Legal Expert Highlights Inequity in Federal Sentencing for Corporate Repeat Offenders
Mercer Law School professor Kaleb Byars is calling for a major overhaul of federal sentencing guidelines, arguing that the current system creates an unfair double standard between individual and corporate defendants. In a recent research paper, Byars notes that while individual recidivists face harsher penalties based on their history of deferred prosecution agreements, corporations effectively escape similar scrutiny. Because federal prosecutors frequently resolve corporate misconduct through deferred or non-prosecution agreements rather than formal criminal convictions, these organizations often avoid having their past behavior factored into future sentencing calculations.

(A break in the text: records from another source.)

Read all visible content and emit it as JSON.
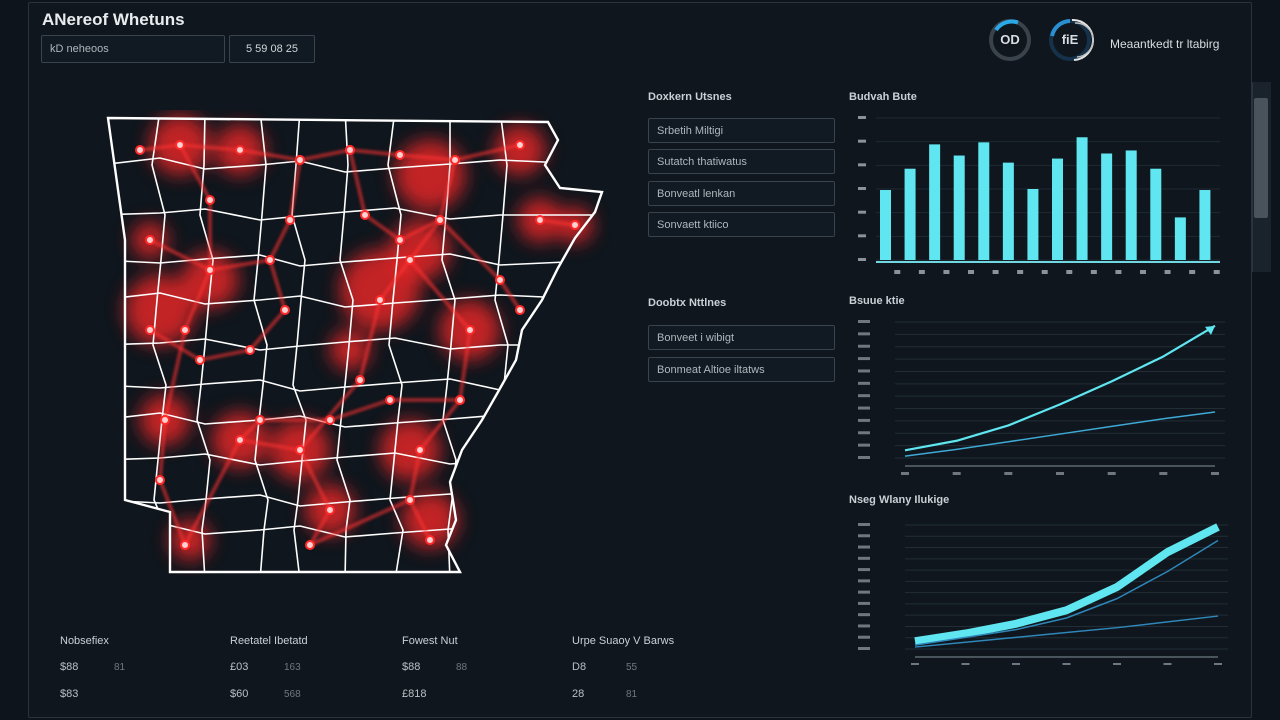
{
  "header": {
    "title": "ANereof Whetuns",
    "search_value": "kD neheoos",
    "time_value": "5 59 08 25",
    "gauge1_label": "OD",
    "gauge2_label": "fiE",
    "status_text": "Meaantkedt tr ltabirg"
  },
  "panels": {
    "group1": {
      "title": "Doxkern Utsnes",
      "items": [
        "Srbetih Miltigi",
        "Sutatch thatiwatus",
        "Bonveatl lenkan",
        "Sonvaett ktiico"
      ]
    },
    "group2": {
      "title": "Doobtx Nttlnes",
      "items": [
        "Bonveet i wibigt",
        "Bonmeat Altioe iltatws"
      ]
    }
  },
  "stats": [
    {
      "label": "Nobsefiex",
      "rows": [
        [
          "$88",
          "81"
        ],
        [
          "$83",
          ""
        ]
      ]
    },
    {
      "label": "Reetatel Ibetatd",
      "rows": [
        [
          "£03",
          "163"
        ],
        [
          "$60",
          "568"
        ]
      ]
    },
    {
      "label": "Fowest Nut",
      "rows": [
        [
          "$88",
          "88"
        ],
        [
          "£818",
          ""
        ]
      ]
    },
    {
      "label": "Urpe Suaoy V Barws",
      "rows": [
        [
          "D8",
          "55"
        ],
        [
          "28",
          "81"
        ]
      ]
    }
  ],
  "colors": {
    "accent": "#5fe6f0",
    "heat": "#ff2a2a",
    "map_line": "#ffffff",
    "background": "#0f161d"
  },
  "map": {
    "icon": "arkansas-heat-map"
  },
  "chart_data": [
    {
      "type": "bar",
      "title": "Budvah Bute",
      "values": [
        69,
        90,
        114,
        103,
        116,
        96,
        70,
        100,
        121,
        105,
        108,
        90,
        42,
        69
      ],
      "ylim": [
        0,
        140
      ],
      "grid": true,
      "color": "#5fe6f0"
    },
    {
      "type": "line",
      "title": "Bsuue ktie",
      "x": [
        0,
        1,
        2,
        3,
        4,
        5,
        6
      ],
      "series": [
        {
          "values": [
            2,
            12,
            28,
            50,
            74,
            100,
            132
          ],
          "color": "#5fe6f0"
        },
        {
          "values": [
            -4,
            3,
            11,
            19,
            27,
            35,
            42
          ],
          "color": "#3fa9d6"
        }
      ],
      "ylim": [
        -6,
        136
      ],
      "grid": true
    },
    {
      "type": "area",
      "title": "Nseg Wlany Ilukige",
      "x": [
        0,
        1,
        2,
        3,
        4,
        5,
        6
      ],
      "series": [
        {
          "values": [
            4,
            12,
            22,
            36,
            60,
            96,
            122
          ],
          "color": "#5fe6f0"
        },
        {
          "values": [
            0,
            8,
            16,
            28,
            48,
            76,
            108
          ],
          "color": "#2f86b8"
        },
        {
          "values": [
            -2,
            3,
            8,
            13,
            18,
            24,
            30
          ],
          "color": "#2f86b8"
        }
      ],
      "ylim": [
        -4,
        124
      ],
      "grid": true
    }
  ]
}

Byars contends that this discrepancy undermines the goal of deterrence, as serial corporate offenders are not held accountable for their patterns of misconduct. He suggests that the oversight likely stems from the fact that these types of agreements were rarely used against companies when the sentencing guidelines were originally drafted. To address this imbalance, the paper recommends that the Sentencing Commission amend the guidelines to require courts to consider an organization’s history of deferred agreements. Until such reforms are enacted, Byars encourages judges to utilize their existing discretion to impose stricter penalties on repeat corporate offenders to ensure a more equitable application of justice.